On Tue, 07 Dec 2010 12:01:59 -0000, Derick Rethans <der...@php.net> wrote:

On Tue, 7 Dec 2010, Gustavo Lopes wrote:

The very simple attached patch adds an option to disable POST data
processing, which implies the data can only be read in
a stream fashion through php://input.

Does without this patch, reading POST data from php://input work?

Maybe.

In case of a multipart/form-data request, it won't.
For other requests, it will. However, php://input will be reading from memory, not from the SAPI, because the entire POST data will be in memory.

The new option makes the behavior for a POST request similar to that of e.g. a PUT request, i.e., data can only be read with php://input and it will *not* be copied entirely into memory before the user code executes. Of course the user can use something like file_get_contents('php://input') to do that, but, depending on the application, he may take advantage of the low memory usage a stream provides (for the XML payload example, he could use a SAX-like parser, for proxying or saving the entire request into disk -- possibly filtered -- he could use stream_copy_to_stream, etc.).

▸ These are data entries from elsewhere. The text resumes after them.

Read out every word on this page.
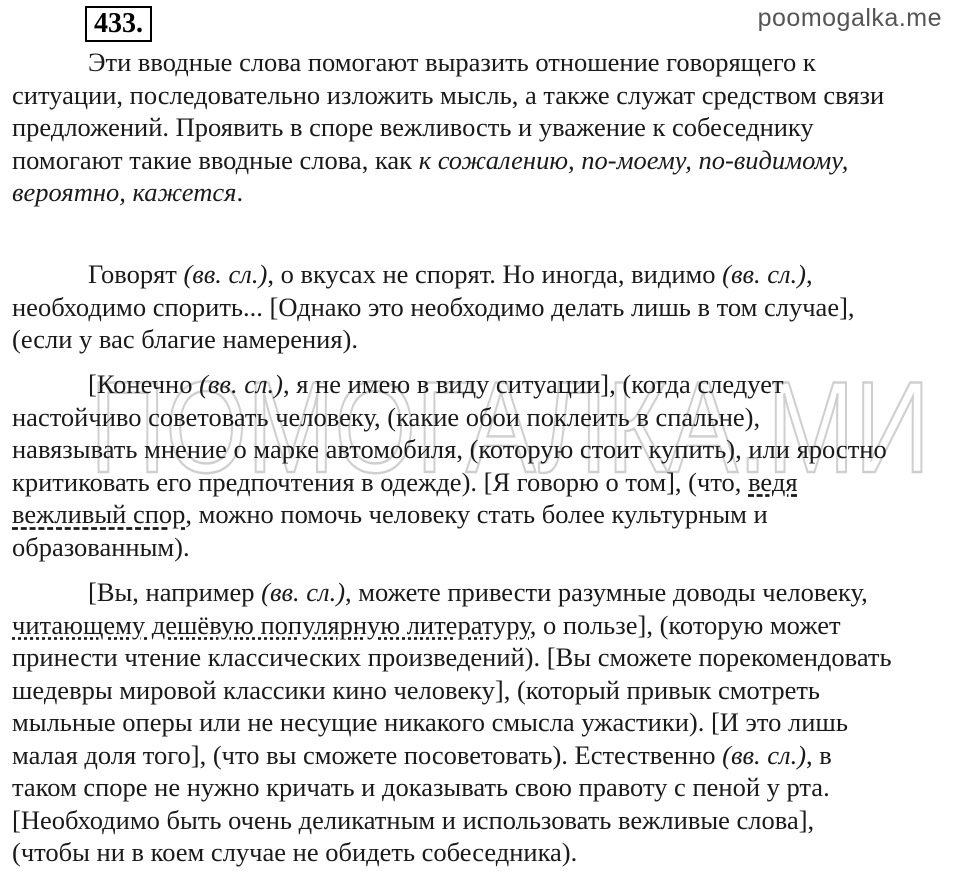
433.	poomogalka.me
ПОМОГАЛКА.МИ

Эти вводные слова помогают выразить отношение говорящего к
ситуации, последовательно изложить мысль, а также служат средством связи
предложений. Проявить в споре вежливость и уважение к собеседнику
помогают такие вводные слова, как к сожалению, по-моему, по-видимому,
вероятно, кажется.

Говорят (вв. сл.), о вкусах не спорят. Но иногда, видимо (вв. сл.),
необходимо спорить... [Однако это необходимо делать лишь в том случае],
(если у вас благие намерения).

[Конечно (вв. сл.), я не имею в виду ситуации], (когда следует
настойчиво советовать человеку, (какие обои поклеить в спальне),
навязывать мнение о марке автомобиля, (которую стоит купить), или яростно
критиковать его предпочтения в одежде). [Я говорю о том], (что, ведя
вежливый спор, можно помочь человеку стать более культурным и
образованным).

[Вы, например (вв. сл.), можете привести разумные доводы человеку,
читающему дешёвую популярную литературу, о пользе], (которую может
принести чтение классических произведений). [Вы сможете порекомендовать
шедевры мировой классики кино человеку], (который привык смотреть
мыльные оперы или не несущие никакого смысла ужастики). [И это лишь
малая доля того], (что вы сможете посоветовать). Естественно (вв. сл.), в
таком споре не нужно кричать и доказывать свою правоту с пеной у рта.
[Необходимо быть очень деликатным и использовать вежливые слова],
(чтобы ни в коем случае не обидеть собеседника).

This introduces a new ini setting, disable_post_data_processing, but
it's a benign one. No incompatibilities between setups will arise
because no one will enable it globally (it would be insane),

Because they can, people will do it though... I'm not fan of more ini
settings.


I'm sure someone somewhere will enable it eventually without being aware of what it does (despite the obvious name...); my point is that programmers don't need to program against it (unlike say, magic quotes) because no working PHP setup will have it enabled, as it breaks every script that handles POST data.